21st & Locust looking south toward Olive and center of future stadium
21st & Olive, looking east toward 20th
A former Imo’s Pizza on the NW corner of 20th & Olive.
This 2-story building at 2011 Olive was built in 1919.
Two 2-story buildings on Olive between 21st & 22nd have been renovated into offices.

There are lots of lofts, restaurants, and such in the three blocks between Olive & Delmar.  All the streets from 20th to 23rd connect to Olive, it’s reasonable to expect people to use all these streets to walk toward the new stadium.  Some may come from lofts/apartments, with others parking on the streets.

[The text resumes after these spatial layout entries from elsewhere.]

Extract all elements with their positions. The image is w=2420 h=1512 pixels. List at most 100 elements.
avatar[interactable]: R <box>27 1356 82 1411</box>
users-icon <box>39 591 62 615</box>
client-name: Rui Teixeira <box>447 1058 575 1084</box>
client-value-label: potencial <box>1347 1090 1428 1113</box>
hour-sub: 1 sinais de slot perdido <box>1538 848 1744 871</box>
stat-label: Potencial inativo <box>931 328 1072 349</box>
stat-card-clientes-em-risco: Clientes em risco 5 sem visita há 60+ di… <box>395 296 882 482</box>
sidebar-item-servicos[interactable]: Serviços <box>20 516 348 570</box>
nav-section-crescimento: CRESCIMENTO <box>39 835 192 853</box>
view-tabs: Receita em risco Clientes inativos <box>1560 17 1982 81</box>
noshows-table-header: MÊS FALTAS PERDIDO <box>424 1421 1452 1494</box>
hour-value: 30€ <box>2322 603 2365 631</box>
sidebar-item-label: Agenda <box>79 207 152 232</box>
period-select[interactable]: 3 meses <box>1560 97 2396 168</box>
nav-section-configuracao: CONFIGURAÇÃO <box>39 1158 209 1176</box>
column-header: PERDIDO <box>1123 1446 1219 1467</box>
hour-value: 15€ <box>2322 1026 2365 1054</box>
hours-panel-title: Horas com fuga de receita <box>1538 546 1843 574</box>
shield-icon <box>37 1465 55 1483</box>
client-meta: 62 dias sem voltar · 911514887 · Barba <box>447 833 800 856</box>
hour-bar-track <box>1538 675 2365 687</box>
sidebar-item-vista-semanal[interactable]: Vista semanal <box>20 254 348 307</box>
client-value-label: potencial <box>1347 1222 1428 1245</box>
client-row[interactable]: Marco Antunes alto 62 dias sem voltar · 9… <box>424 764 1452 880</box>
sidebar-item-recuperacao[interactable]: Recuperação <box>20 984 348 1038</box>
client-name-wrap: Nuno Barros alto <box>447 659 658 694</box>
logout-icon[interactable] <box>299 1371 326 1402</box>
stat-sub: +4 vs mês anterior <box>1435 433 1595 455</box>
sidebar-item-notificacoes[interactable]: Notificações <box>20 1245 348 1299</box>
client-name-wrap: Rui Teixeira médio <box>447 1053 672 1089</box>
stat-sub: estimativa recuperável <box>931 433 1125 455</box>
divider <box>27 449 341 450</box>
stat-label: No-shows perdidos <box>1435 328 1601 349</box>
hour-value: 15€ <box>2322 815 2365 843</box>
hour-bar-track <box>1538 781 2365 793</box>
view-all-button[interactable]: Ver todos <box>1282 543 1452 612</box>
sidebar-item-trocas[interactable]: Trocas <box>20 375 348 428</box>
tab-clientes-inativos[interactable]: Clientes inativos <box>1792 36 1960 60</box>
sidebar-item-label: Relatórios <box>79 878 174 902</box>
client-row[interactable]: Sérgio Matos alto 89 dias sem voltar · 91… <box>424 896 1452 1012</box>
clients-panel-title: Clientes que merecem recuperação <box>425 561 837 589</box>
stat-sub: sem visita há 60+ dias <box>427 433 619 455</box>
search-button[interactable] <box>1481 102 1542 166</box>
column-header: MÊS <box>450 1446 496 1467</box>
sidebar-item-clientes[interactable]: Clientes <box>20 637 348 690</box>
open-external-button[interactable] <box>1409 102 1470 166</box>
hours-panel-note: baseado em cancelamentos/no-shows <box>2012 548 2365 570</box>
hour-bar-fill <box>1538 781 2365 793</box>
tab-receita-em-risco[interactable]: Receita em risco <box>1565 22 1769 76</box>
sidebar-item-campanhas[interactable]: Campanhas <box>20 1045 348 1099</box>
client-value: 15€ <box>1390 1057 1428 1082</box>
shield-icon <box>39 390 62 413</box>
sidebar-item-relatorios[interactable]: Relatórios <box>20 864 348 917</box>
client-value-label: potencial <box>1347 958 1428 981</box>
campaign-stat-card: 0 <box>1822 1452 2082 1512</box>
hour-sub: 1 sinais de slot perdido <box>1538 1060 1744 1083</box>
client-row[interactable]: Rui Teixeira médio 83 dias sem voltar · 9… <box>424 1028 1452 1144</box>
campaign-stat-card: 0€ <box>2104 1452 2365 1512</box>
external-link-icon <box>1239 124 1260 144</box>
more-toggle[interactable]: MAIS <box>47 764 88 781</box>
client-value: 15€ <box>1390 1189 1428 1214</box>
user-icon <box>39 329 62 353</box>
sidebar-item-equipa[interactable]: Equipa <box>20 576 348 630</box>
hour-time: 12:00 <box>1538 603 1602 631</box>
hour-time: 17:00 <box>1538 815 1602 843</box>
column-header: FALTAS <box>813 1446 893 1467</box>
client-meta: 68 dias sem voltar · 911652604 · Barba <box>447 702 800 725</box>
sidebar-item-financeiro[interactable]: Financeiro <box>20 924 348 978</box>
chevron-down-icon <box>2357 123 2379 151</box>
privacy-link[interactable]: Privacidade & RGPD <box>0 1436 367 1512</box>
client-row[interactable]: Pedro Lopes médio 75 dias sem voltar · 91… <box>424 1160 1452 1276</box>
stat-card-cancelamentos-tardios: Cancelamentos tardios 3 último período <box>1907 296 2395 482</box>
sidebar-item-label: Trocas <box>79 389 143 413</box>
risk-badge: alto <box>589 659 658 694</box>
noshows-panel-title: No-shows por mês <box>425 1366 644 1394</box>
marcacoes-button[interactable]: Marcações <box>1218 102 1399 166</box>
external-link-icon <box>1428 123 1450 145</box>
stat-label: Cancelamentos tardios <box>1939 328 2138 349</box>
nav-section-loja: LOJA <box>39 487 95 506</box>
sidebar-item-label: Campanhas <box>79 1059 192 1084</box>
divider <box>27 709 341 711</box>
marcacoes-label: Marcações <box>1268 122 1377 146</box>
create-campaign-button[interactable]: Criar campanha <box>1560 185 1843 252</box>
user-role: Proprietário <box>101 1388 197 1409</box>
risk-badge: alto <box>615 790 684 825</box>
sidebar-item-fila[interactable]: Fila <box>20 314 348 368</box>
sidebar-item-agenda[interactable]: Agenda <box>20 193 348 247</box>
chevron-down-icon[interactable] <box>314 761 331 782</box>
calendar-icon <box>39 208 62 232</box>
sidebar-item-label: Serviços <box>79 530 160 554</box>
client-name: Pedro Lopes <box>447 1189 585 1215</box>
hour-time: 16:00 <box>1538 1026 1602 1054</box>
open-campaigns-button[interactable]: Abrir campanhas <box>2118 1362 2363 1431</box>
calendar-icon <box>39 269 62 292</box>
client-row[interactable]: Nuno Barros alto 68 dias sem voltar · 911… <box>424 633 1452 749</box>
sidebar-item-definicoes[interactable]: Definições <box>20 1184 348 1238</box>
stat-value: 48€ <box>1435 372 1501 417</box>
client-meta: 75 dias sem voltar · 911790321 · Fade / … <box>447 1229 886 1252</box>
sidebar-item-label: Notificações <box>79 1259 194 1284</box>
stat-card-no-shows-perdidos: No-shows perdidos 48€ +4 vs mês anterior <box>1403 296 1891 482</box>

There is also vacant land in this area, some state-owned. Ideally new multi-story residential buildings will fill in the gaps over the next 10-20 years. Ideally St. Louis would limit/ban surface parking in this area. Businesses like Schlafly’s Tap Room already has surface lots occupying more land than their building. A shared-use parking garage with an active ground floor (restaurant, retail, etc) with enclosed walls & ventilation would be acceptable in this area.

Hopefully the non-contributing single story buildings between Olive, Delmar, 18th, & Jefferson will be replaced with two to five story structures. If this area is to become a thriving urban neighborhood it needs to keep surface parking to a minimum.  It’s already bad along Olive heading west toward Jefferson.

The apartments in the background use the NW corner of 23rd & Olive for parking.
The building at 2209-11 Olive, built in 1906, has its own parking. Not sure when this building was “modernized”.
The building on the NE corner of 23rd & Olive was built in 1922.
At the NW corner of 23rd & Olive a large surface lot for the building on Locust detracts from Olive’s importance as an urban corridor.

This is all part of the Olive and Locust Historic Business District — listed on the National Register of Historic Places twelve years ago.

No doubt the area north of Olive will change once the new stadium opens. It remains to be seen if this change will be positive, negative, or neutral. Without a consensus on the future direction, enforced through form-based zoning, my bet is on the negative.